After more than twenty years in print, David Wolfe’s Tales from the Underground: A Natural History of Subterranean Life (Basic Books, 2001) is still an excellent introduction to a highly overlooked world. As Wolfe says in his introduction, quoting a statement from Leonardo da Vinci that is true today, “We know more about the movement of celestial bodies than about the soil underfoot” (2). This unknowing is likely one of the reasons why we have a problematic relationship with the earth we step on.

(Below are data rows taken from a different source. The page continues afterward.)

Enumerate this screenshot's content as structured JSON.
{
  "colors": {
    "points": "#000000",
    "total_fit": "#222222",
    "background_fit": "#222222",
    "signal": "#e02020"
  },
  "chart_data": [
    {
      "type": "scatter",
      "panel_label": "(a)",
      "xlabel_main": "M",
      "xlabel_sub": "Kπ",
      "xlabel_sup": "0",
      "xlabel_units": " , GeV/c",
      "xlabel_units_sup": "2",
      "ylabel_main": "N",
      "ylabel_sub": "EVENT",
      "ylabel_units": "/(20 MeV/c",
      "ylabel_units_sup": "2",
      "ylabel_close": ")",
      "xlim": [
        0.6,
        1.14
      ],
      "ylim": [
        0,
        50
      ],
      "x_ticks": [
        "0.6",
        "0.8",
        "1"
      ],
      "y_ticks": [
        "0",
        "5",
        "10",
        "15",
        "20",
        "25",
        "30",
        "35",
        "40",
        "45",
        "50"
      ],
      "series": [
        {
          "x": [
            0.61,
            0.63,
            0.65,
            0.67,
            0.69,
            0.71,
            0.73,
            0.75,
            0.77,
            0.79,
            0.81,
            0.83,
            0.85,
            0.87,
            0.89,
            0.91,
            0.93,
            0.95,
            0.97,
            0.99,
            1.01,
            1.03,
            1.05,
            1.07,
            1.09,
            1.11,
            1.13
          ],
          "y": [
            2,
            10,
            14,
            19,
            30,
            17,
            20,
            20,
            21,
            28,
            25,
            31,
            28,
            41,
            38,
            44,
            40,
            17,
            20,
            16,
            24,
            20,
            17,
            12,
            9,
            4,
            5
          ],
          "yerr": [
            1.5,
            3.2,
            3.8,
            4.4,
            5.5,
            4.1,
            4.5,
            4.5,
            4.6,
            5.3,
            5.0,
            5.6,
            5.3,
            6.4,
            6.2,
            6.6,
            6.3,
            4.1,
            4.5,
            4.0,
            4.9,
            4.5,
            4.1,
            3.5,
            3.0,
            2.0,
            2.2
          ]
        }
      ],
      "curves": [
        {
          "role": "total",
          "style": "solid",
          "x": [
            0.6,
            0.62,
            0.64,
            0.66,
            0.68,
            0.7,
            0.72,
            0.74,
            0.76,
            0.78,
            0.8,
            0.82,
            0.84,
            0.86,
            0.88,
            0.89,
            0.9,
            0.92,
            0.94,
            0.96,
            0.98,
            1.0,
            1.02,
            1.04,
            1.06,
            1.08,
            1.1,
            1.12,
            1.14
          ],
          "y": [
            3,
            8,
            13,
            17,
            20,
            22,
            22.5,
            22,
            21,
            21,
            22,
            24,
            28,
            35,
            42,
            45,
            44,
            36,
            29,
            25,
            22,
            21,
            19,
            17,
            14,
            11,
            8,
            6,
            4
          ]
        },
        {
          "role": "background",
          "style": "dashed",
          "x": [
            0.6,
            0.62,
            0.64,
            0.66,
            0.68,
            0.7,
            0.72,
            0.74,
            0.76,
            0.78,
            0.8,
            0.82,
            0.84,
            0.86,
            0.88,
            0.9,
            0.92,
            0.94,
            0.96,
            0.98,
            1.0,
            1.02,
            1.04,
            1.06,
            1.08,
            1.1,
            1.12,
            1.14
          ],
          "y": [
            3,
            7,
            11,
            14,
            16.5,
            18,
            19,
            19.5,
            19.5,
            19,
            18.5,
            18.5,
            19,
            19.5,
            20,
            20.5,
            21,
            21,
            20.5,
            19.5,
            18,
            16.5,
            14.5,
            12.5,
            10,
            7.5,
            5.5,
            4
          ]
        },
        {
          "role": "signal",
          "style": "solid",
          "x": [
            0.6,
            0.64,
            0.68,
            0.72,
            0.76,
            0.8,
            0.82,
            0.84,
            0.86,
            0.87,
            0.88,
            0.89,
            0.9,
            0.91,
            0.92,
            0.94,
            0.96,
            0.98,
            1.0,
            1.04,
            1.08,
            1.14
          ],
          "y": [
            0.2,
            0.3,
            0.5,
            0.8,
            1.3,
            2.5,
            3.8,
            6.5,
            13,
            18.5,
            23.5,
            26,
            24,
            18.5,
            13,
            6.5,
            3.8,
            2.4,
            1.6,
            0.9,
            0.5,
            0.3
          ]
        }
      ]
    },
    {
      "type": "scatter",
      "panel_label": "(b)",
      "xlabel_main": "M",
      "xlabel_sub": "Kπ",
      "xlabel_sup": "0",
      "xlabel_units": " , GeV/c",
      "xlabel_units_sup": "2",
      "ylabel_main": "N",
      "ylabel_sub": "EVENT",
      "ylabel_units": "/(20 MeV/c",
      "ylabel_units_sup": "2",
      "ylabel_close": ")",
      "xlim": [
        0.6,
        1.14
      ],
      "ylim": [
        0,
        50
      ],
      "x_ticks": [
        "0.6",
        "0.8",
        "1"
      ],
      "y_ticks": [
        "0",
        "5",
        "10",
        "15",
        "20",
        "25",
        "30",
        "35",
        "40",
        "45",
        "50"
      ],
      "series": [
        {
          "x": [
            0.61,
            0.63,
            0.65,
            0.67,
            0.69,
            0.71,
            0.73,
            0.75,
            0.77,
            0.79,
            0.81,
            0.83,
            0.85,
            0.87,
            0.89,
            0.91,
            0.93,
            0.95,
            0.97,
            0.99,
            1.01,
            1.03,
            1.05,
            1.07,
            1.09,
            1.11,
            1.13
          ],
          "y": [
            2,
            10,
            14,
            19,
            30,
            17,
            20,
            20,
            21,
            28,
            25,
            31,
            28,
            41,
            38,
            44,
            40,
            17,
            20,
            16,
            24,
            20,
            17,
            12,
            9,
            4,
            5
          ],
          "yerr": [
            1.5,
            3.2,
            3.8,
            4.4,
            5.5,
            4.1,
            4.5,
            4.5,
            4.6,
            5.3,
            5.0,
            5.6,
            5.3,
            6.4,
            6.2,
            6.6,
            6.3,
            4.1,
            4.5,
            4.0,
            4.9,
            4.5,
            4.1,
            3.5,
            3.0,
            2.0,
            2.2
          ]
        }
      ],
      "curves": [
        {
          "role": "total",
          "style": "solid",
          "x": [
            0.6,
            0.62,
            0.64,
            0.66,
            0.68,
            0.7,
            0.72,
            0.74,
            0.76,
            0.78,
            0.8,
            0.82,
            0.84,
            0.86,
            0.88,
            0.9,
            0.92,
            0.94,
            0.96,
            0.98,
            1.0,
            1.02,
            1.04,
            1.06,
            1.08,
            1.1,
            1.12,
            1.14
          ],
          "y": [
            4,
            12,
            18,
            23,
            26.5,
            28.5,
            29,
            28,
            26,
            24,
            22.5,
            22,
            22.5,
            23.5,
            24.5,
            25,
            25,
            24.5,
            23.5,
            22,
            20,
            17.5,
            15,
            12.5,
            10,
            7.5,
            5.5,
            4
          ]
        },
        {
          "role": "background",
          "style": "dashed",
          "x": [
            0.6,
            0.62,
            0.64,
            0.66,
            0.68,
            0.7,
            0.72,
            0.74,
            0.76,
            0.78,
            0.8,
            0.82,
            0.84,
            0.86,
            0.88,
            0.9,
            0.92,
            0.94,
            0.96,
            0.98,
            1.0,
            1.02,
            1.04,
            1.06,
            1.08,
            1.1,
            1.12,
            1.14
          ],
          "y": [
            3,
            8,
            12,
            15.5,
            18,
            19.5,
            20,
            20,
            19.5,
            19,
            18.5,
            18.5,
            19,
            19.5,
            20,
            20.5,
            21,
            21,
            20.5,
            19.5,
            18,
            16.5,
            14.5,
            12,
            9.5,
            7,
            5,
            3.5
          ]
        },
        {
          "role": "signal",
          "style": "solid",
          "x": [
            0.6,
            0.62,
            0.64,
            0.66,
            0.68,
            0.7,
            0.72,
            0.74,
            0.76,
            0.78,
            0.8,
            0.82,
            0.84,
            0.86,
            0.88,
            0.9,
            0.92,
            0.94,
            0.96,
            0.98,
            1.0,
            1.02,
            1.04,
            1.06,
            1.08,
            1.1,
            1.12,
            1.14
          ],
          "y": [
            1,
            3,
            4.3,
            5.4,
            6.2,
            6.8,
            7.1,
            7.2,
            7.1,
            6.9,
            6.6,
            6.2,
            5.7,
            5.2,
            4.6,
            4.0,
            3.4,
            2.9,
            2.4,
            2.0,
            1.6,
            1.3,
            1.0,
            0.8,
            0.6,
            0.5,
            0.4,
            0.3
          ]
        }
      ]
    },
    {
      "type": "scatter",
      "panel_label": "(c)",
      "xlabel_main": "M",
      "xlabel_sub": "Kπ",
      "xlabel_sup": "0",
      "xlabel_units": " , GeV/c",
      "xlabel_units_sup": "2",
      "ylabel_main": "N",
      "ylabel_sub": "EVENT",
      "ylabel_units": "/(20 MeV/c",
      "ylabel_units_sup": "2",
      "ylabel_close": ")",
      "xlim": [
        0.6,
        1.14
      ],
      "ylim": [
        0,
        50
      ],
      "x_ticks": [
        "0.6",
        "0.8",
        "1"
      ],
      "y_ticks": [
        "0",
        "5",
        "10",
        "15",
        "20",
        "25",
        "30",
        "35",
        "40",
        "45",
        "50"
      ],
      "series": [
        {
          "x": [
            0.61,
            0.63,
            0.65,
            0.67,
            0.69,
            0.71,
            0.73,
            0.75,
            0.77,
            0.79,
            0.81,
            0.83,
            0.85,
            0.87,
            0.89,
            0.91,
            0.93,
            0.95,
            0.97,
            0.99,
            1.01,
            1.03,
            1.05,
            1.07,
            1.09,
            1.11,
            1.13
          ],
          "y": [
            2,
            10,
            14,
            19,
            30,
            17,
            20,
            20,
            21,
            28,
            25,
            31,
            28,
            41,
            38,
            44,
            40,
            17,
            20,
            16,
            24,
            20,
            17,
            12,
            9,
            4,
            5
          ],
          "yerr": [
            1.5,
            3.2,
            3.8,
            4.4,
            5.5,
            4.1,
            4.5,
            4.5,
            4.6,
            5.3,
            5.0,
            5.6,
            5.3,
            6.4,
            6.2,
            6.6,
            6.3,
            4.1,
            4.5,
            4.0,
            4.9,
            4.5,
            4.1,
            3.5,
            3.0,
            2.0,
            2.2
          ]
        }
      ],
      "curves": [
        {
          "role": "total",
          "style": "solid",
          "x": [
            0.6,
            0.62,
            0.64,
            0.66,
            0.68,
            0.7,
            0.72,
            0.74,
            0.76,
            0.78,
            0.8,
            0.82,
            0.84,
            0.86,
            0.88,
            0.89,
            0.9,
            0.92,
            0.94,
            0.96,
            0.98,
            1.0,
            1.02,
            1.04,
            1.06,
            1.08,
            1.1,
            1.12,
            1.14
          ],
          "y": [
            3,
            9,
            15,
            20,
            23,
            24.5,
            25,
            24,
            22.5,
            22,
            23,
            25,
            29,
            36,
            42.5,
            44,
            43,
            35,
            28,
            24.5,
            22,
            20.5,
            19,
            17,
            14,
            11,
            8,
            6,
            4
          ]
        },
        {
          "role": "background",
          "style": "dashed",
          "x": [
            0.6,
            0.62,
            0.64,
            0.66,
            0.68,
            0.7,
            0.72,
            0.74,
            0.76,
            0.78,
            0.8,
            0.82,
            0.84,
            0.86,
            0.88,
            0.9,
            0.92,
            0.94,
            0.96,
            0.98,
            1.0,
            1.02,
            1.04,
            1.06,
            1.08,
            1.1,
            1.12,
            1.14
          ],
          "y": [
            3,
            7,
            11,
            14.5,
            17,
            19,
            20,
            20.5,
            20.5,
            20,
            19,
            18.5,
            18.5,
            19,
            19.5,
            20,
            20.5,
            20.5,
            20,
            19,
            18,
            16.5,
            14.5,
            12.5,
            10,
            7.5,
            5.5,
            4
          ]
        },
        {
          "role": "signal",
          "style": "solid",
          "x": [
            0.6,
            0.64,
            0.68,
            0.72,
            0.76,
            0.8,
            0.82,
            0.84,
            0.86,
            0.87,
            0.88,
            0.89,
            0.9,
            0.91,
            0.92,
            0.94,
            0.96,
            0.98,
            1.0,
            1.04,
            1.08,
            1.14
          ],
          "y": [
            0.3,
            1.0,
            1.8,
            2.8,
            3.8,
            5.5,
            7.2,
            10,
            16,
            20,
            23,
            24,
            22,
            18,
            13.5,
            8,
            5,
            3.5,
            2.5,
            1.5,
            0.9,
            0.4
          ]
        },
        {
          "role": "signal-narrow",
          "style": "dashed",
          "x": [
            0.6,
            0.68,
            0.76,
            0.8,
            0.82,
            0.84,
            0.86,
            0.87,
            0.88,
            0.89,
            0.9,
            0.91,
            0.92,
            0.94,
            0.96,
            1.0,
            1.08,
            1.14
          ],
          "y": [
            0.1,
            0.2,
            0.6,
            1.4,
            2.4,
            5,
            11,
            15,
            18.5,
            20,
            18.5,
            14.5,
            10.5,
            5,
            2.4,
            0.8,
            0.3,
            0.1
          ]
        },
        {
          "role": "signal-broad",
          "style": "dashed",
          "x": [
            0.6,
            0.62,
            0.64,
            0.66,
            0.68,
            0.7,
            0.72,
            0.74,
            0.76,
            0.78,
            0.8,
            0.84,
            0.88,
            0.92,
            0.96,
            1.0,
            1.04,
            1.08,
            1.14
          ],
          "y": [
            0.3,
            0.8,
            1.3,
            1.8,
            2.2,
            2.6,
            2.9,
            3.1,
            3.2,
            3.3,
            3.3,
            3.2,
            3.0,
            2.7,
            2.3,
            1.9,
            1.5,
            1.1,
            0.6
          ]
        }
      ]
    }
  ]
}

Wolfe’s book taught us that all that is under us is not only extraordinary but necessary to understand life on our planet and, therefore, could be one of the ways to know how to face the climate crisis we live in. We do not know yet how life started on planet Earth, and one of the theories gaining ground is that life begins not in water but deep in the soil. Hence, maybe drawing our attention to that depth can make us reconnect to the principles of life and get the knowledge to stop harming the place where we are.
All the processes that happen underground have a lot to teach us. Down there, it is possible to find organisms that seem not to follow the norms that we think apply to all living beings. The most popular example of this is the networks that plants and fungi create. Wolfe explains that “in some ecosystems the sharing of resources through such networks is so great that the plant communities function as a unified ‘guild’ and the distinction between individual plants becomes blurred” (103).
The world underground enables the possibility of conceiving different forms of individuals, which means other forms of understanding life. If the communication and connection among different individuals and species allow the limits to blur, we realize that all the organisms on the planet are part of the same stream of life, so all of us should care for each other to survive.
Wolfe’s book not only describes what happens under our feet, it also exposes us to a new way to be in the world when we understand the planet is not something apart from us. We are the planet; we are also the place where life lives. Therefore, we must care for the planet as we care for ourselves.